Denver defense will test Browns



Cleveland is just 2-17 against the Broncos since 1975.
CLEVELAND (AP) -- Browns coach Romeo Crennel spent part of the week schooling his players on Cleveland's history of heartache and heartbreak against Denver.
He told them about John Elway and The Drive. He recalled Earnest Byner and The Fumble. Crennel detailed Cleveland's three straight AFC championship game losses to the Broncos in 1986, 1987 and 1989.
"The Browns were right at the doorstep of the Super Bowl," he said. "As a result of those games, a pretty good rivalry was built."
More like a pretty lopsided one.
Cleveland has lost six straight to Denver and is just 2-17 against the Broncos since 1975. On the flip side, Denver's .783 winning percentage (18-5) is the club's highest against any team it has played at least 10 times.
It may soon go up a point or two.
Boasting the NFL's stingiest defense, which has surrendered just one touchdown this season, the Broncos (4-1) are solid favorites to continue their dominance against the scuffling Browns (1-4), who are coming off a bye week and whose lone victory came against the inept Oakland Raiders.

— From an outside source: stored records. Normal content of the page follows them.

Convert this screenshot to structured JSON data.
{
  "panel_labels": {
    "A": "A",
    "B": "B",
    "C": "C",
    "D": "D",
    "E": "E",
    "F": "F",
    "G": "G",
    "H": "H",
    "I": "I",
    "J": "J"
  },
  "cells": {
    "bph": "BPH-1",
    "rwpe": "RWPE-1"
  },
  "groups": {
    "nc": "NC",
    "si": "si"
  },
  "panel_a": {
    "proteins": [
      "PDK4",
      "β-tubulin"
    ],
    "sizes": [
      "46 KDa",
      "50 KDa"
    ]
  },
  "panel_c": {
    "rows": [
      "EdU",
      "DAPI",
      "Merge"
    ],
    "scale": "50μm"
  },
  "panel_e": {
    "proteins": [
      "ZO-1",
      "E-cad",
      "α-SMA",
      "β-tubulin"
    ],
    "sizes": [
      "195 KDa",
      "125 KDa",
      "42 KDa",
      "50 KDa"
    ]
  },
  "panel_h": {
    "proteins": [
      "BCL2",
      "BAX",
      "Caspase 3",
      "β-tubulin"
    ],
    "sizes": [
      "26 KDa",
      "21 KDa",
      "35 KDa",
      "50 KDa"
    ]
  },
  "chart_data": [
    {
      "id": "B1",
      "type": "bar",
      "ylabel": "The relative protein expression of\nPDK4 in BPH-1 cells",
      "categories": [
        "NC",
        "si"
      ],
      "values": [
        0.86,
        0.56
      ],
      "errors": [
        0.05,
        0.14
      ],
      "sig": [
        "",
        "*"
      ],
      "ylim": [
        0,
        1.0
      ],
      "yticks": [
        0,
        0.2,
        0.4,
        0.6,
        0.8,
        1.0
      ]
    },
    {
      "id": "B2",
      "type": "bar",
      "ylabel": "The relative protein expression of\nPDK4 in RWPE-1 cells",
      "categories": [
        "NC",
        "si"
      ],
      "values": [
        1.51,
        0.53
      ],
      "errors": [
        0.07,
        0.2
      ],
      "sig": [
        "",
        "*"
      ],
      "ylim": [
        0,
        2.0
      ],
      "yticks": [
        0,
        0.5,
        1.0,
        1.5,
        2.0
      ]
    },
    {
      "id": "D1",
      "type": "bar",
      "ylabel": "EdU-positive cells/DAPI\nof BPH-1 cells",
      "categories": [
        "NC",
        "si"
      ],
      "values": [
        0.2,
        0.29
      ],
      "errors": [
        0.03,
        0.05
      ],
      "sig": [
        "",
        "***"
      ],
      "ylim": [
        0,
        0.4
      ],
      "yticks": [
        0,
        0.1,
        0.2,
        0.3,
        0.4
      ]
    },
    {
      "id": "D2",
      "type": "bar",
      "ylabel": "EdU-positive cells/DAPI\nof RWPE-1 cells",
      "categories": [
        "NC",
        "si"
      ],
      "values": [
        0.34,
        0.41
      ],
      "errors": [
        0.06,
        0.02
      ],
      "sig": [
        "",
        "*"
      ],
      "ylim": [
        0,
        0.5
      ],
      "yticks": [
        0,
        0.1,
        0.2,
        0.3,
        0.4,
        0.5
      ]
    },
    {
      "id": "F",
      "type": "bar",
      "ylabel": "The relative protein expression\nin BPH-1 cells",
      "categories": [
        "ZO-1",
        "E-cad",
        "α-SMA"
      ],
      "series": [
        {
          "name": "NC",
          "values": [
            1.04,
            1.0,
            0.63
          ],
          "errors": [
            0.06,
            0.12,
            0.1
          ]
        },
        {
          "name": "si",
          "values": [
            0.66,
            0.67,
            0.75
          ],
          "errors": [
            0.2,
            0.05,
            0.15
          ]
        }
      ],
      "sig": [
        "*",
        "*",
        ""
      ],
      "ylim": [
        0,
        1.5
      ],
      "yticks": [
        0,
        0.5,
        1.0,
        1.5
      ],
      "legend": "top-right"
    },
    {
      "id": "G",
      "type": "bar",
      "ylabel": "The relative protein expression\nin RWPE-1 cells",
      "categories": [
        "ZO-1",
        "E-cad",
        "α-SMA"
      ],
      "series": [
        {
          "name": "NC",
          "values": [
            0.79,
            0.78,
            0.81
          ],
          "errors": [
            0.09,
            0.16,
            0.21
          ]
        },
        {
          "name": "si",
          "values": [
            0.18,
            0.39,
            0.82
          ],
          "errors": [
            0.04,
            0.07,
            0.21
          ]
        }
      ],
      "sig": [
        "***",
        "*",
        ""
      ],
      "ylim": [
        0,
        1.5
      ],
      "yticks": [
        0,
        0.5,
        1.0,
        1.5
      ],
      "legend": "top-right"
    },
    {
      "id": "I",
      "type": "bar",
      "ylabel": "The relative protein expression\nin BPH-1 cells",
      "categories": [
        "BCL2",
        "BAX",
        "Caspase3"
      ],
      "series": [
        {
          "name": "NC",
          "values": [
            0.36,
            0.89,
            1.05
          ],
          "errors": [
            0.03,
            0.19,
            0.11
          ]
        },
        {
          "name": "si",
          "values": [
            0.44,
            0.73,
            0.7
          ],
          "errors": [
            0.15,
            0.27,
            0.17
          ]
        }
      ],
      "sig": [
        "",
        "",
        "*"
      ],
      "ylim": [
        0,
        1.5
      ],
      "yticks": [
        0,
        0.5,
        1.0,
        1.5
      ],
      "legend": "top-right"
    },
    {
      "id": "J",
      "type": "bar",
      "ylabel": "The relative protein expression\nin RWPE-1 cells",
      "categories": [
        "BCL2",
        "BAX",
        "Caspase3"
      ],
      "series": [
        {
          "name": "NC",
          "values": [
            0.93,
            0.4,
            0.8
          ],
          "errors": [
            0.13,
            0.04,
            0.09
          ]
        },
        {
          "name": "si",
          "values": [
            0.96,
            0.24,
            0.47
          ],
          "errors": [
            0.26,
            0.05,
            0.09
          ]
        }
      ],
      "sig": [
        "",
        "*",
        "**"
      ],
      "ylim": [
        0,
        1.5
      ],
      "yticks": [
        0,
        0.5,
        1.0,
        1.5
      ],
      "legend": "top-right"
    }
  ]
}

Getting No. 2 today will be a tough chore for a Cleveland team plagued by turnovers and injuries this season.
Familiar faces
Unlucky and snakebitten since their expansion rebirth, the Browns will stare across the line of scrimmage at a partial reflection of themselves this week. Denver's entire defensive line -- Gerard Warren, Ebenezer Ekuban, Michael Myers and Kenard Lang -- all played for Cleveland as recently as 2004.
They're now called the Browncos.
Three of them were traded last year by Crennel, who spent most of his first season with the Browns gutting Cleveland's roster. Lang signed as a free agent with Denver last summer following a failed experiment as an outside linebacker, and oft-injured Courtney Brown -- now hurt again for Denver -- left for the Rocky Mountains after the Browns voided his contract.
Each one of the starting foursome feels he was unfairly blamed for at least part of the Browns' inability to win.
But the easygoing Lang said he has no bitterness toward Crennel, Cleveland or its rabid fans.
"Y'all get terminated from your jobs, you'll go find another one, right?" Lang said to Cleveland writers during a teleconference this week. "The Lord sent me here to Denver, so I'm happy here. Shoot, Cleveland was nothing but flowers to me.
"One thing I do know about Cleveland, their fans are die-hard. When you're coming back to that Dawg Pound in another jersey, you are the enemy."
And to the Cleveland public, Warren is enemy No. 1.
The third overall pick in the 2001 draft, Warren never lived up to expectations with the Browns. He embodied the franchise's struggles under then-coach Butch Davis, who passed over running back LaDainian Tomlinson and tackle Richard Seymour to select Warren and then coddled his pet player.